The Wide-band Advanced Recorder Processor (WARP) went into an anomalous state at the end of the day on June 21, 2001 . The WARP was reporting Error Detection and Correction (EDAC) uncorrectable errors which continued until a reset of the WARP was implemented on the afternoon of June 29, 2001 . The errors went undetected by the Flight Operations Team because limit checking on the EDAC uncorrectable counter had been eliminated. The presence of uncorrectable errors on the WARP caused the science data taken during the anomaly to be mostly unusable.
Early on June 29, WARP engineers came up with the following preliminary diagnosis:
- The errors occur only on Memory Card #2 (outermost card)
- The errors occur on all 6 of the 4-Mbit arrays.
- The errors are recurrent
- There are over 200,000 errors per playback set (about 20% of the data)
- The errors appear to occur in 80 byte blocks
The engineers prepared an operations instruction to read the WARP Memory Mask register. This test showed that there were no signs of corruption in the register value. Next they ran a WARP Memory Built-In-Test on Memory Card #2 in the range mode. During the course of this test, the WARP memory is reformatted. After this, they ran the DCE Self-Test (RS-422 Card Data Injection) which generates card test data. It then became evident that the WARP problem had disappeared and the WARP had returned to a nominal state with no uncorrectable errors. The WARP team filled the entire memory (48 Gbits) and monitored the EDAC errors on playback to prove the return to nominal state.

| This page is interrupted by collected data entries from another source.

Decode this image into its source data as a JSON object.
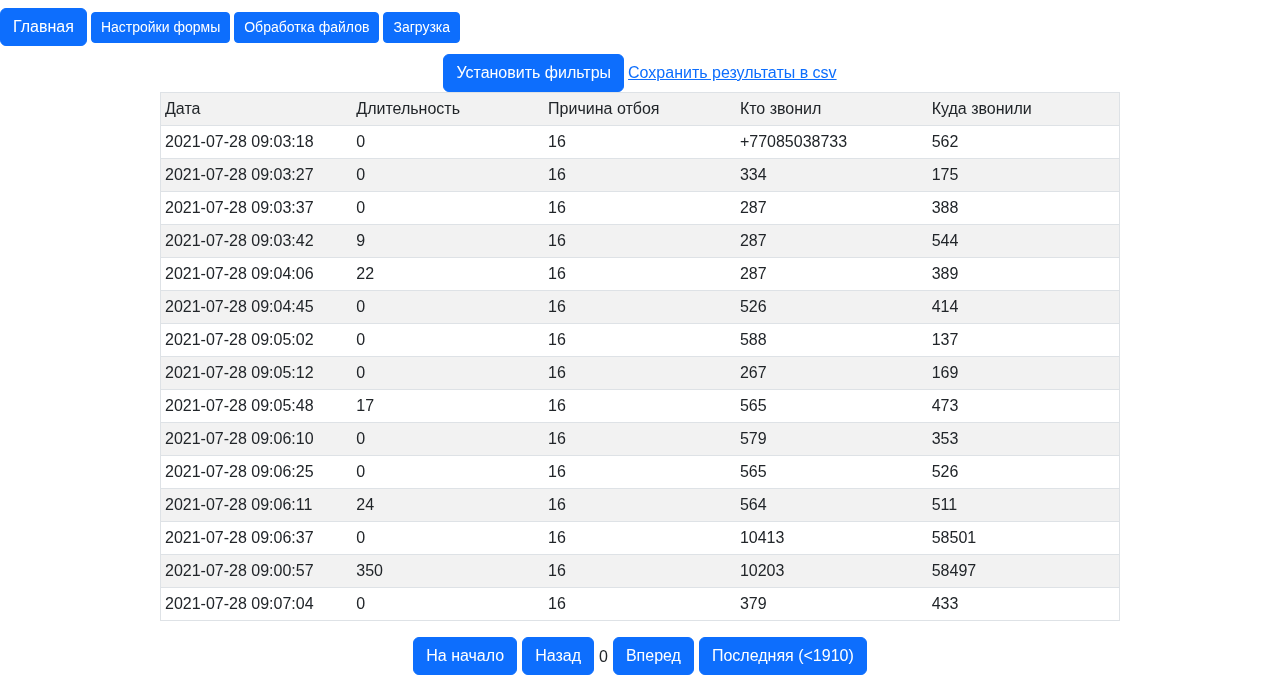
{
  "nav": [
    {
      "label": "Главная",
      "selected": true
    },
    {
      "label": "Настройки формы",
      "selected": false
    },
    {
      "label": "Обработка файлов",
      "selected": false
    },
    {
      "label": "Загрузка",
      "selected": false
    }
  ],
  "filters": {
    "button": "Установить фильтры",
    "csv_link": "Сохранить результаты в csv"
  },
  "table": {
    "columns": [
      "Дата",
      "Длительность",
      "Причина отбоя",
      "Кто звонил",
      "Куда звонили"
    ],
    "rows": [
      [
        "2021-07-28 09:03:18",
        "0",
        "16",
        "+77085038733",
        "562"
      ],
      [
        "2021-07-28 09:03:27",
        "0",
        "16",
        "334",
        "175"
      ],
      [
        "2021-07-28 09:03:37",
        "0",
        "16",
        "287",
        "388"
      ],
      [
        "2021-07-28 09:03:42",
        "9",
        "16",
        "287",
        "544"
      ],
      [
        "2021-07-28 09:04:06",
        "22",
        "16",
        "287",
        "389"
      ],
      [
        "2021-07-28 09:04:45",
        "0",
        "16",
        "526",
        "414"
      ],
      [
        "2021-07-28 09:05:02",
        "0",
        "16",
        "588",
        "137"
      ],
      [
        "2021-07-28 09:05:12",
        "0",
        "16",
        "267",
        "169"
      ],
      [
        "2021-07-28 09:05:48",
        "17",
        "16",
        "565",
        "473"
      ],
      [
        "2021-07-28 09:06:10",
        "0",
        "16",
        "579",
        "353"
      ],
      [
        "2021-07-28 09:06:25",
        "0",
        "16",
        "565",
        "526"
      ],
      [
        "2021-07-28 09:06:11",
        "24",
        "16",
        "564",
        "511"
      ],
      [
        "2021-07-28 09:06:37",
        "0",
        "16",
        "10413",
        "58501"
      ],
      [
        "2021-07-28 09:00:57",
        "350",
        "16",
        "10203",
        "58497"
      ],
      [
        "2021-07-28 09:07:04",
        "0",
        "16",
        "379",
        "433"
      ]
    ]
  },
  "pagination": {
    "first": "На начало",
    "prev": "Назад",
    "page": "0",
    "next": "Вперед",
    "last": "Последняя (<1910)"
  }
}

The WARP team attributed the cause of the problem to a stuck bit within a state machine inside one of the memory boards. The team reasoned that the problem did not appear to be hardware related, so if the problem occurred again, it would probably not occur in the same way or the same location. In fact, there are no mechanisms within the WARP to isolate the state of state machines at failure, so it would be almost impossible to plan a diagnostic set of dumps to be taken in the event of another failure.
Fortunately, the problem did not reoccur.
An internal review was conducted of all the WARP telemetry parameters and limit settings to assure that the correct parameters were in fact being monitored with the right limit values. The limit setting of 1 was instituted for the value of the uncorrectable EDAC error counter (i.e., if the value=1, then the limit is violated and reported to the console operators).
It was originally thought that a routine reformat of the WARP memory should be performed as a precaution (either once per day or after every sequence of predetermined DCEs). However, this would preclude troubleshooting if the error reoccurred, so the deletion of files after downlink from the ATS load was retained as the nominal operational mode that had been used since early in the mission.
After the anomaly occurred, the WARP was reformatted three times: once during the ACE safehold anomaly ( 9/14/01 ); once when an operator error resulted in entry into low power mode by the WARP internal protection mechanisms; and once for the weekend shutdown surrounding the Leonids meteor shower. The operator error was documented in a Root Cause and Corrective Action report and resolved by additional training.
A full accounting of this anomaly is contained in the WARP Anomaly Resolution Report.